To the solid rock of human dignity
Like many countries, America is at a cross-road. And our choice turns on our commitment to dignity.
Dignity stands for the simple and intuitive idea that every human being has inherent and equal worth. For Martin Luther King, dignity embodied an aspiration: “The dignity of the individual will flourish when the decisions concerning his life are in his own hands, when he has the means to seek self-improvement,” he said in a speech to the Southern Christian Leadership Conference in 1967.

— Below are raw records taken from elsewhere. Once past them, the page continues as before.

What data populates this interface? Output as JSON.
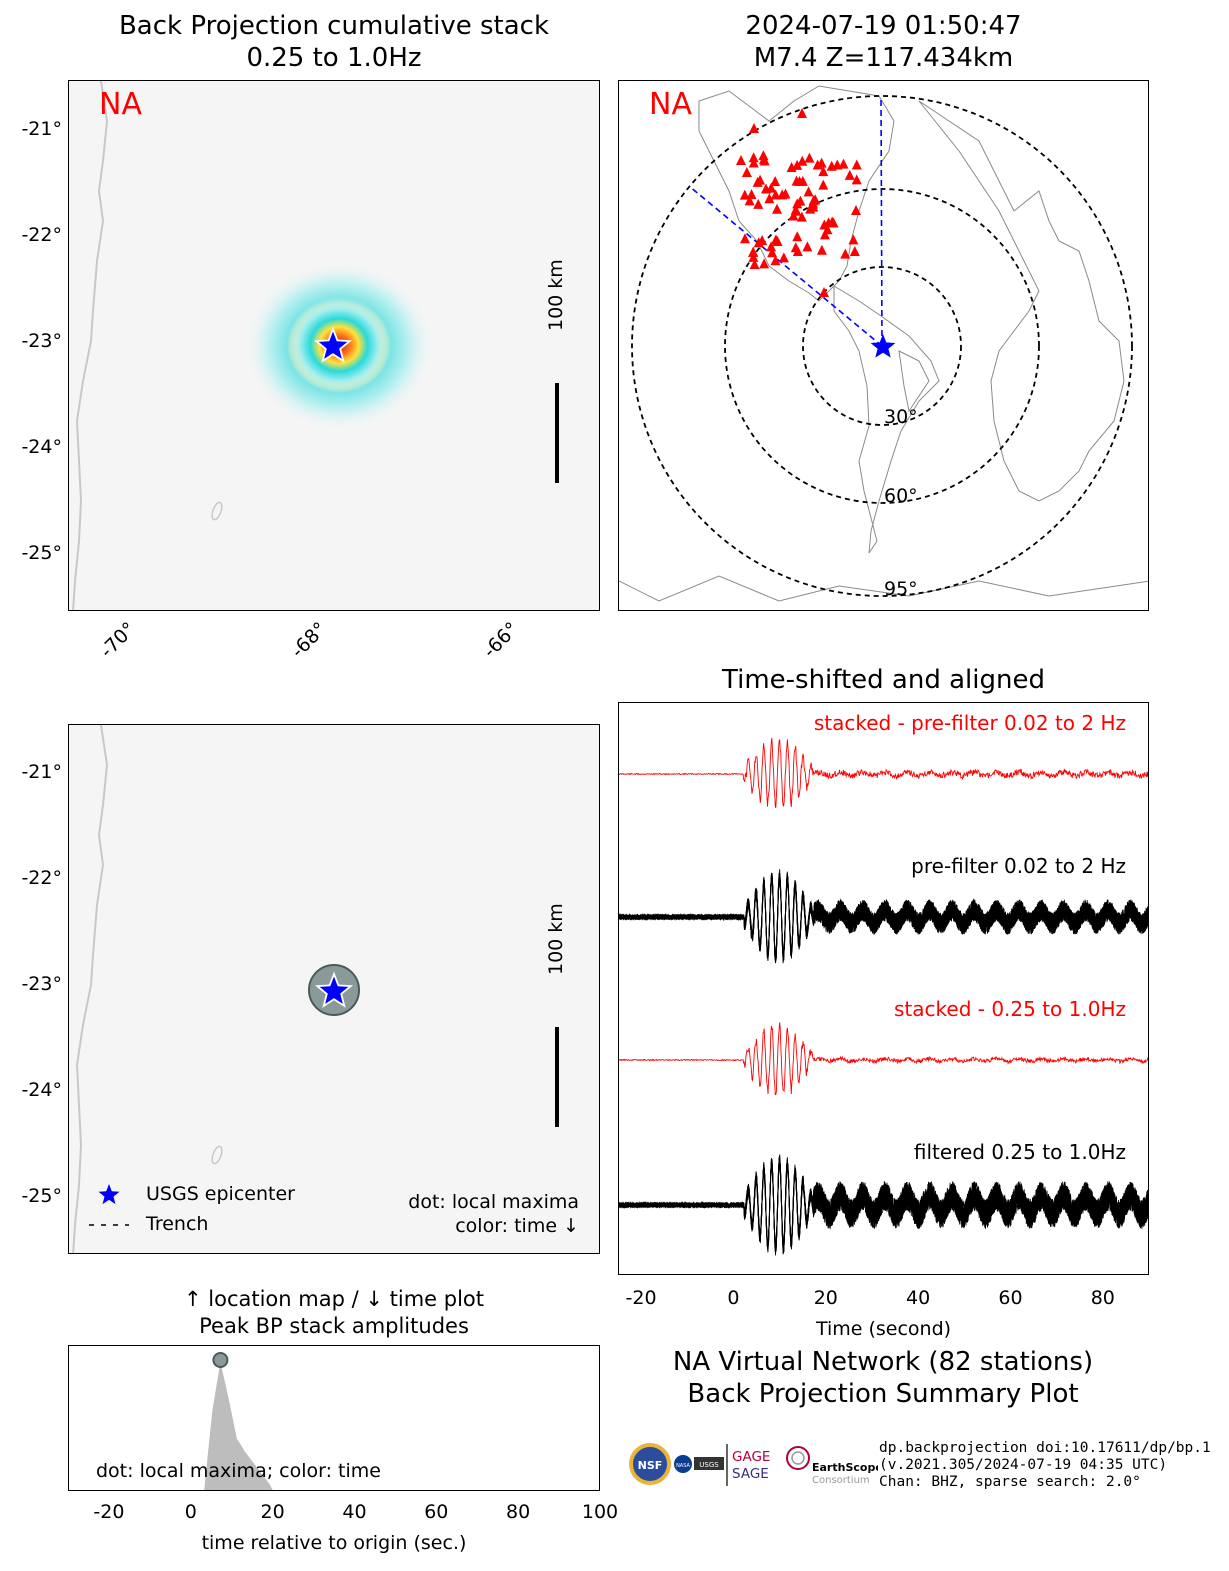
{
  "panels": {
    "bp_stack": {
      "title_line1": "Back Projection cumulative stack",
      "title_line2": "0.25 to 1.0Hz",
      "network_label": "NA",
      "lat_ticks": [
        "-21°",
        "-22°",
        "-23°",
        "-24°",
        "-25°"
      ],
      "lon_ticks": [
        "-70°",
        "-68°",
        "-66°"
      ],
      "scale_label": "100 km"
    },
    "station_map": {
      "title_line1": "2024-07-19 01:50:47",
      "title_line2": "M7.4 Z=117.434km",
      "network_label": "NA",
      "ring_labels": [
        "30°",
        "60°",
        "95°"
      ]
    },
    "local_maxima": {
      "lat_ticks": [
        "-21°",
        "-22°",
        "-23°",
        "-24°",
        "-25°"
      ],
      "scale_label": "100 km",
      "legend_epicenter": "USGS epicenter",
      "legend_trench": "Trench",
      "note_line1": "dot: local maxima",
      "note_line2": "color: time ↓"
    },
    "peak_amplitudes": {
      "title_line1": "↑ location map / ↓ time plot",
      "title_line2": "Peak BP stack amplitudes",
      "note": "dot: local maxima; color: time",
      "xlabel": "time relative to origin (sec.)"
    },
    "waveforms": {
      "title": "Time-shifted and aligned",
      "label_stacked_prefilter": "stacked - pre-filter 0.02 to 2 Hz",
      "label_prefilter": "pre-filter 0.02 to 2 Hz",
      "label_stacked_filtered": "stacked - 0.25 to 1.0Hz",
      "label_filtered": "filtered 0.25 to 1.0Hz",
      "xlabel": "Time (second)"
    },
    "summary": {
      "line1": "NA Virtual Network (82 stations)",
      "line2": "Back Projection Summary Plot"
    },
    "credits": {
      "line1": "dp.backprojection doi:10.17611/dp/bp.1",
      "line2": "(v.2021.305/2024-07-19 04:35 UTC)",
      "line3": "Chan: BHZ, sparse search: 2.0°",
      "logo_gage": "GAGE",
      "logo_sage": "SAGE",
      "logo_earthscope": "EarthScope",
      "logo_consortium": "Consortium",
      "logo_nsf": "NSF",
      "logo_nasa": "NASA",
      "logo_usgs": "USGS"
    }
  },
  "colors": {
    "accent_red": "#ff0000",
    "epicenter_blue": "#0000ff",
    "map_background": "#f5f5f5",
    "peak_fill": "#bdbdbd",
    "maxima_dot": "#8a9a9a"
  },
  "chart_data": [
    {
      "type": "heatmap",
      "title": "Back Projection cumulative stack 0.25 to 1.0Hz",
      "x_unit": "longitude",
      "y_unit": "latitude",
      "xlim": [
        -70.6,
        -65.1
      ],
      "ylim": [
        -25.5,
        -20.6
      ],
      "peak": {
        "lon": -67.8,
        "lat": -23.05
      },
      "epicenter": {
        "lon": -67.87,
        "lat": -23.03
      }
    },
    {
      "type": "scatter",
      "title": "Peak BP stack amplitudes",
      "xlabel": "time relative to origin (sec.)",
      "xlim": [
        -30,
        100
      ],
      "x_ticks": [
        -20,
        0,
        20,
        40,
        60,
        80,
        100
      ],
      "envelope_x": [
        3,
        5,
        7,
        9,
        11,
        13,
        15,
        17,
        19,
        20
      ],
      "envelope_y": [
        0.0,
        0.6,
        0.97,
        0.7,
        0.4,
        0.3,
        0.22,
        0.14,
        0.06,
        0.0
      ],
      "maxima": [
        {
          "t": 7,
          "amp": 1.0
        }
      ]
    },
    {
      "type": "line",
      "title": "Time-shifted and aligned",
      "xlabel": "Time (second)",
      "xlim": [
        -25,
        90
      ],
      "x_ticks": [
        -20,
        0,
        20,
        40,
        60,
        80
      ],
      "series": [
        {
          "name": "stacked - pre-filter 0.02 to 2 Hz",
          "color": "#ff0000"
        },
        {
          "name": "pre-filter 0.02 to 2 Hz",
          "color": "#000000"
        },
        {
          "name": "stacked - 0.25 to 1.0Hz",
          "color": "#ff0000"
        },
        {
          "name": "filtered 0.25 to 1.0Hz",
          "color": "#000000"
        }
      ]
    }
  ]
}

Today, it’s not just a dream. It’s the law. Courts around the world are taking this idea and turning it into an actionable right – a right to secure the very values that King identified. Courts have said that every person has an equal right to fully and freely develop their personality; to be treated with dignity by others, no matter what; and to live with a certain level of comfort, worthy of a human being (or, as the Germans say, “Menschenwürde.”).
By focusing on dignity, these courts are redefining the relationship between people and government. They are prohibiting governments from doing things that limit or diminish human dignity – whether it’s suppressing freedom of speech or freedom of association or mistreating people who are in prison, or banning certain forms of health care. At the same time, courts are imposing certain affirmative obligations on governments: they are requiring governments to ensure that every person has access to adequate food and clean water, to provide a good education to all children, to punish physical violence, and to take into account the environmental and climate impacts of government policies, among other things. The threats to dignity are diverse and, in all kinds of ways, courts are trying to make sure that government action and inaction protect and promote people’s ability to live with dignity and flourish.

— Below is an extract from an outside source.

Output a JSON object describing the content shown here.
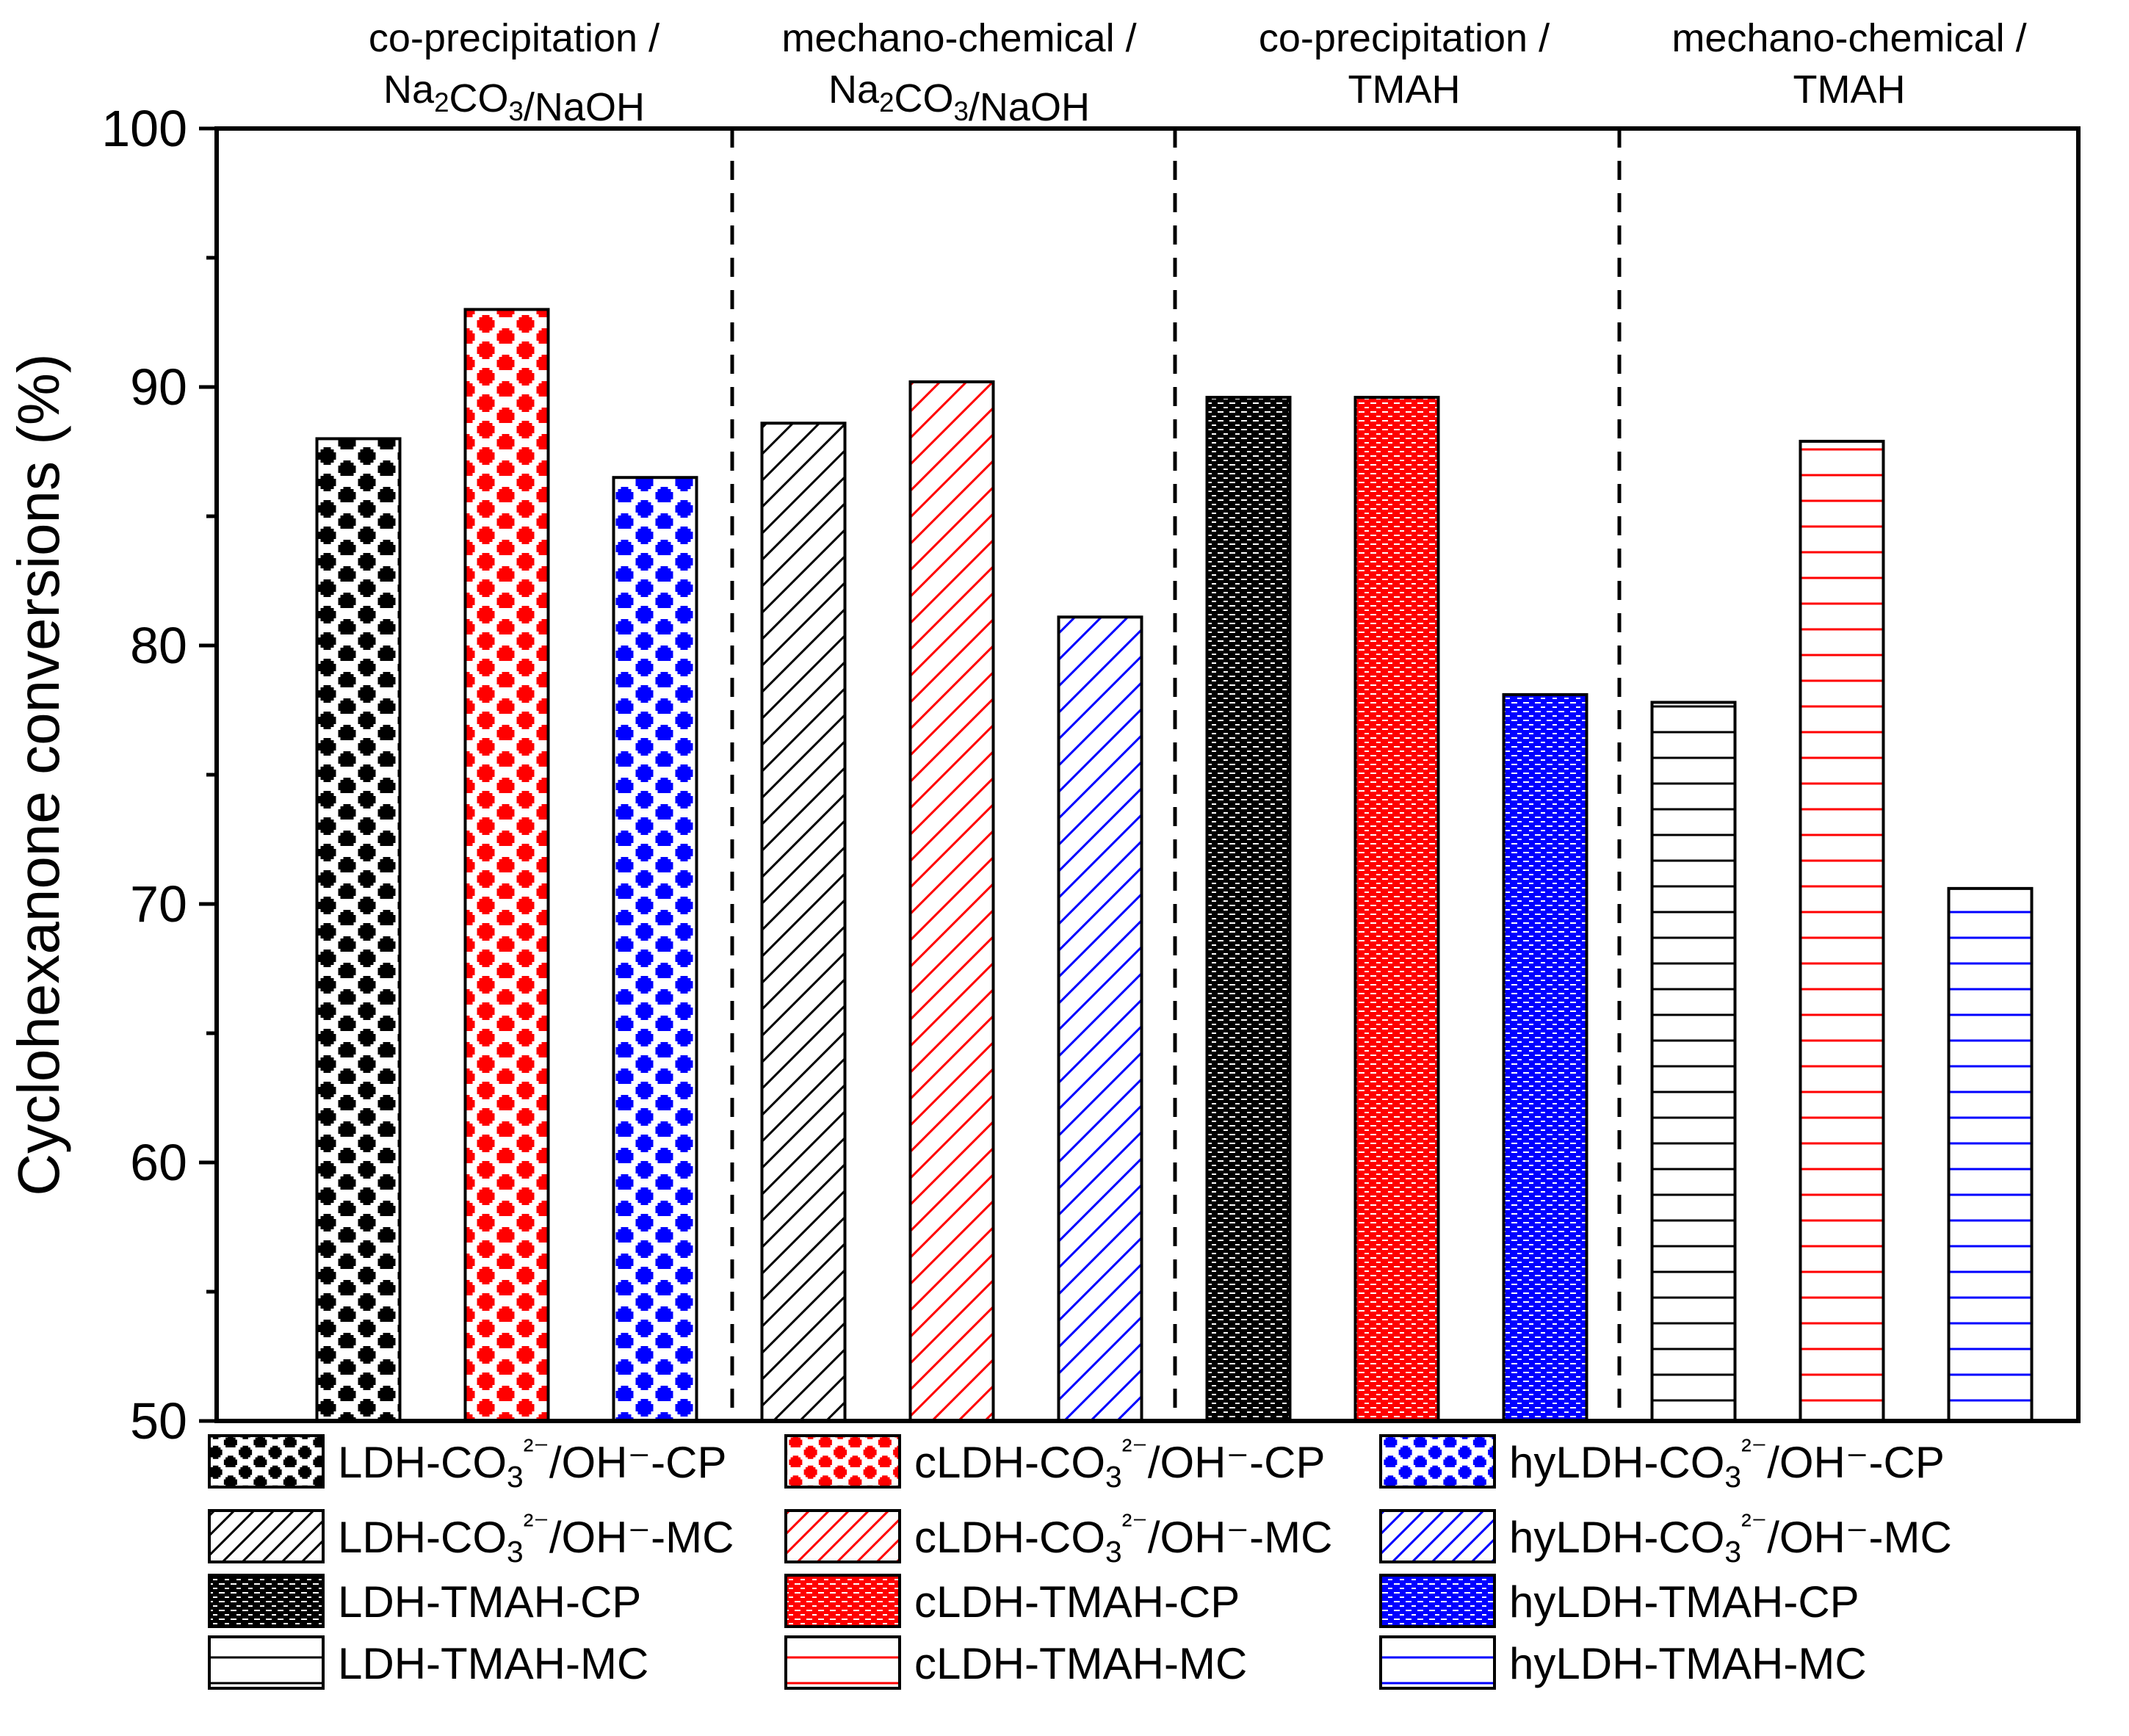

But protection of dignity isn’t just the responsibility of the courts. It’s the responsibility of each of us. By definition, no one can secure our dignity but ourselves: if someone else is defining our dignity for us, then the decisions concerning our own lives aren’t really in our own hands. All government policies have some effect, so the question for citizens of any nation that calls itself a democracy is whether we, the people choose policies that enhance the dignity of all, or that diminish or sacrifice the dignity of some.

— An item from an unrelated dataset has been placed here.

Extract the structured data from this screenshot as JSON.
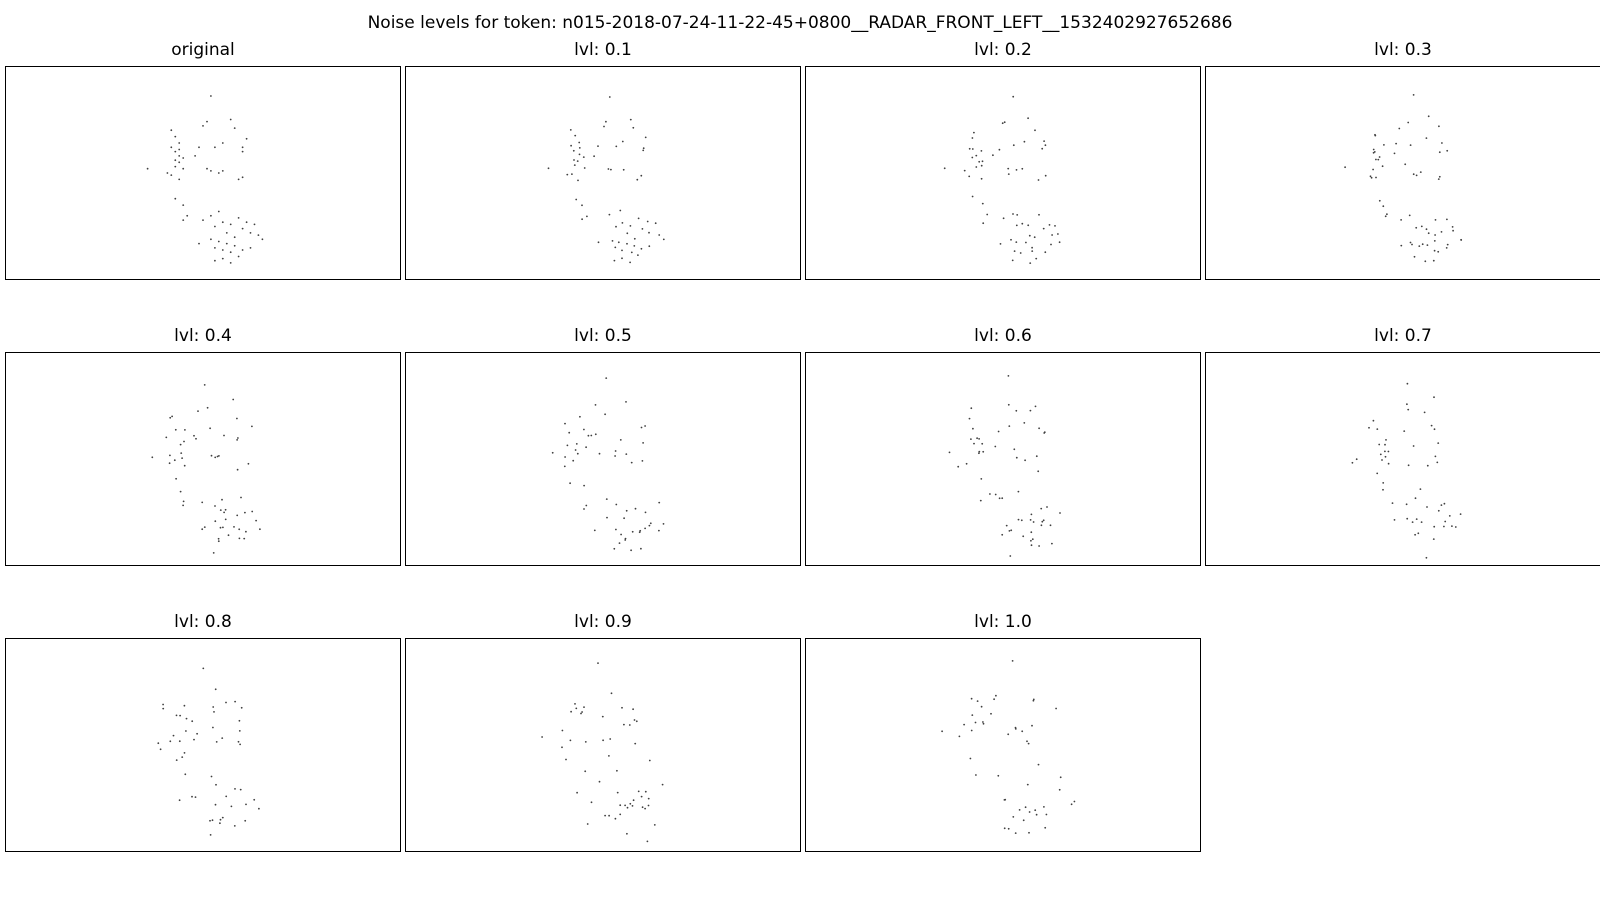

On January 20, 2025, America stands at a cross-road. Some Americans are celebrating the national holiday created to honor Martin Luther King, who devoted his life to securing the recognition of dignity of millions of African Americans. Some Americans will be watching the inauguration of the next President of the United States.
Why dignity? Why now? Because as Martin Luther King said from the Birmingham Jail, “Now is the time to make real the promise of democracy and transform our pending national elegy into a creative psalm of brotherhood. Now is the time to lift our national policy from the quicksand of racial injustice to the solid rock of human dignity.”